After hatching their plan in a fashion that is portrayed as ignorant and egoistic, the workers confront Joel in a manner that is seen as equally deficient, with the “legitimate authority” of the factory owner being seen as being questioned by ingrates and half-wits, and after being yelled at by the poor, stressed-out factory owner whose life is crumbling around him, timidly go back to work as if nothing had happened.
Anti-Worker Sexism
At one point, Extract literally uses the term “working class” as a pejorative term. This happens when Joel is describing the female worker (Mila Kunis) that he wishes to seduce as “working class-looking,” to which the guy listening to him replies “So she is a slut, huh?” Just as the labor time of working men and women of the factory is exploited, the bodies of working women themselves are also coveted for exploitation by their employers. This is rationalized because working women are somehow more “promiscuous” and “dirty” than the daughters and wives of the bourgeoisie. Final Grade
Extract is, for lack of a better turn of phrase, a steaming pile of anti-worker garbage.
Managers and other petty-bourgeois are seen as the levelheaded and decent arbiters of authority no matter what they do, and workers are seen as being inferior no matter how hard they work or what sacrifices they make.
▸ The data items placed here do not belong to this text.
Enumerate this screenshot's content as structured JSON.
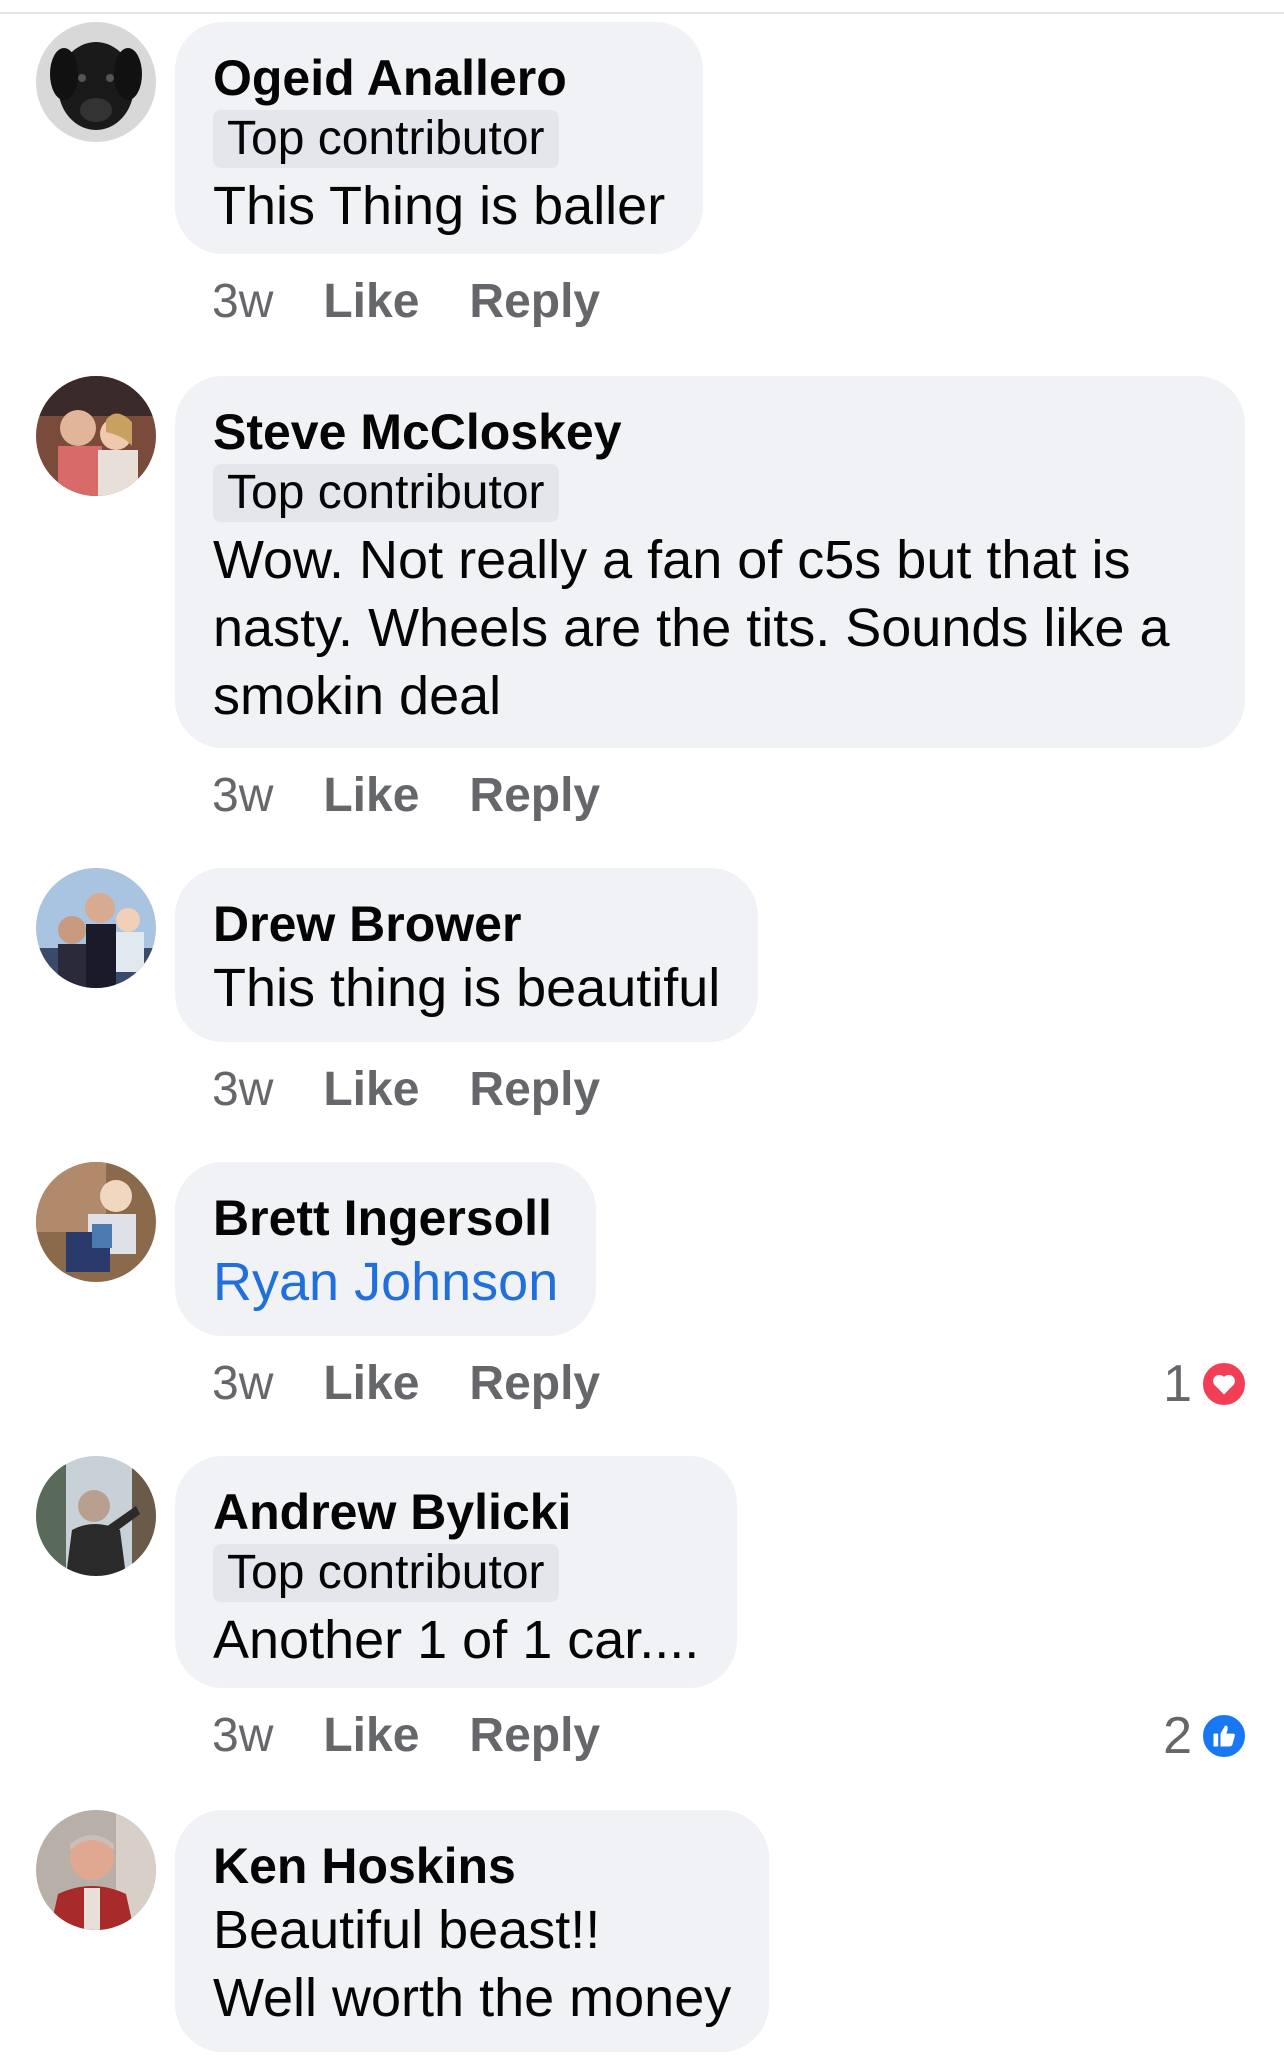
{
  "comments": [
    {
      "author": "Ogeid Anallero",
      "badge": "Top contributor",
      "text": "This Thing is baller",
      "time": "3w",
      "like_label": "Like",
      "reply_label": "Reply",
      "avatar_icon": "dog-photo-avatar"
    },
    {
      "author": "Steve McCloskey",
      "badge": "Top contributor",
      "text": "Wow. Not really a fan of c5s but that is nasty. Wheels are the tits. Sounds like a smokin deal",
      "time": "3w",
      "like_label": "Like",
      "reply_label": "Reply",
      "avatar_icon": "couple-photo-avatar"
    },
    {
      "author": "Drew Brower",
      "text": "This thing is beautiful",
      "time": "3w",
      "like_label": "Like",
      "reply_label": "Reply",
      "avatar_icon": "family-photo-avatar"
    },
    {
      "author": "Brett Ingersoll",
      "text": "Ryan Johnson",
      "text_is_mention": true,
      "time": "3w",
      "like_label": "Like",
      "reply_label": "Reply",
      "reaction_count": "1",
      "reaction_type": "love-icon",
      "avatar_icon": "child-photo-avatar"
    },
    {
      "author": "Andrew Bylicki",
      "badge": "Top contributor",
      "text": "Another 1 of 1 car....",
      "time": "3w",
      "like_label": "Like",
      "reply_label": "Reply",
      "reaction_count": "2",
      "reaction_type": "like-icon",
      "avatar_icon": "outdoor-photo-avatar"
    },
    {
      "author": "Ken Hoskins",
      "text_line1": "Beautiful beast!!",
      "text_line2": "Well worth the money",
      "avatar_icon": "man-photo-avatar"
    }
  ],
  "colors": {
    "bubble_bg": "#f0f2f5",
    "badge_bg": "#e4e6eb",
    "meta_text": "#65676b",
    "mention": "#216fdb",
    "love": "#f33e58",
    "like": "#1877f2"
  }
}
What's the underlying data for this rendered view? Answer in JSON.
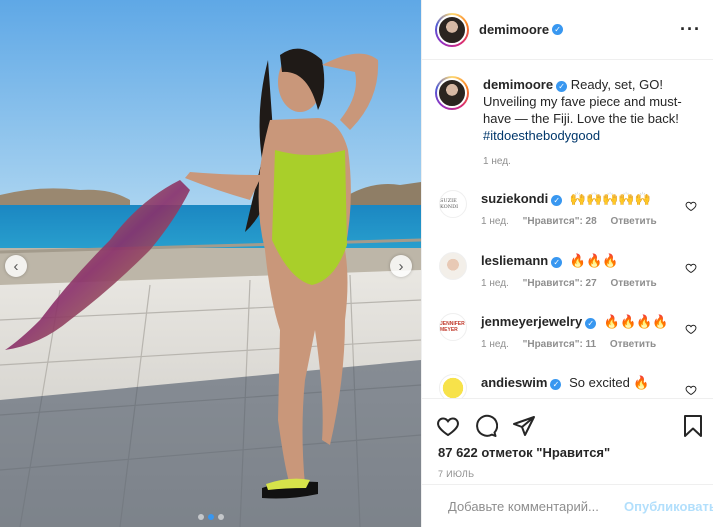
{
  "post": {
    "username": "demimoore",
    "more_icon": "more-horizontal-icon",
    "verified_icon": "verified-badge-icon"
  },
  "caption": {
    "username": "demimoore",
    "text": "Ready, set, GO! Unveiling my fave piece and must-have — the Fiji. Love the tie back!",
    "hashtag": "#itdoesthebodygood",
    "time": "1 нед."
  },
  "comments": [
    {
      "username": "suziekondi",
      "text": "🙌🙌🙌🙌🙌",
      "time": "1 нед.",
      "likes": "\"Нравится\": 28",
      "reply": "Ответить",
      "avatar_text": "SUZIE KONDI"
    },
    {
      "username": "lesliemann",
      "text": "🔥🔥🔥",
      "time": "1 нед.",
      "likes": "\"Нравится\": 27",
      "reply": "Ответить",
      "avatar_text": ""
    },
    {
      "username": "jenmeyerjewelry",
      "text": "🔥🔥🔥🔥",
      "time": "1 нед.",
      "likes": "\"Нравится\": 11",
      "reply": "Ответить",
      "avatar_text": "JENNIFER MEYER"
    },
    {
      "username": "andieswim",
      "text": "So excited 🔥",
      "time": "",
      "likes": "",
      "reply": "",
      "avatar_text": ""
    }
  ],
  "actions": {
    "icons": [
      "heart-icon",
      "comment-icon",
      "share-icon",
      "bookmark-icon"
    ],
    "likes_text": "87 622 отметок \"Нравится\"",
    "date": "7 ИЮЛЬ"
  },
  "add_comment": {
    "placeholder": "Добавьте комментарий...",
    "post_label": "Опубликовать",
    "emoji_icon": "emoji-icon"
  },
  "carousel": {
    "prev_arrow": "‹",
    "next_arrow": "›",
    "slides": 3,
    "active_slide": 2
  },
  "colors": {
    "accent": "#3897f0",
    "hashtag": "#00376b",
    "muted": "#8e8e8e",
    "post_button": "#b2dffc"
  }
}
Yet the owner of the factory has the nerve to say “I’m a working man, too” toward the end of the film in order to coerce the injured employee from not suing, and after bribing the worker with the position of floor manager, gives a speech in which he places his factory on a higher rung than a “big corporation” because he “knows your names and is just right up those stairs. You won’t get that in a big corporation.” The class perspective in this movie is anything but working class, and reinforces a petty-bourgeois “middle class” fetishism that puts workers on a level below pigs and dogs.
Needless to say, we at the American Party of Labor did not enjoy this film.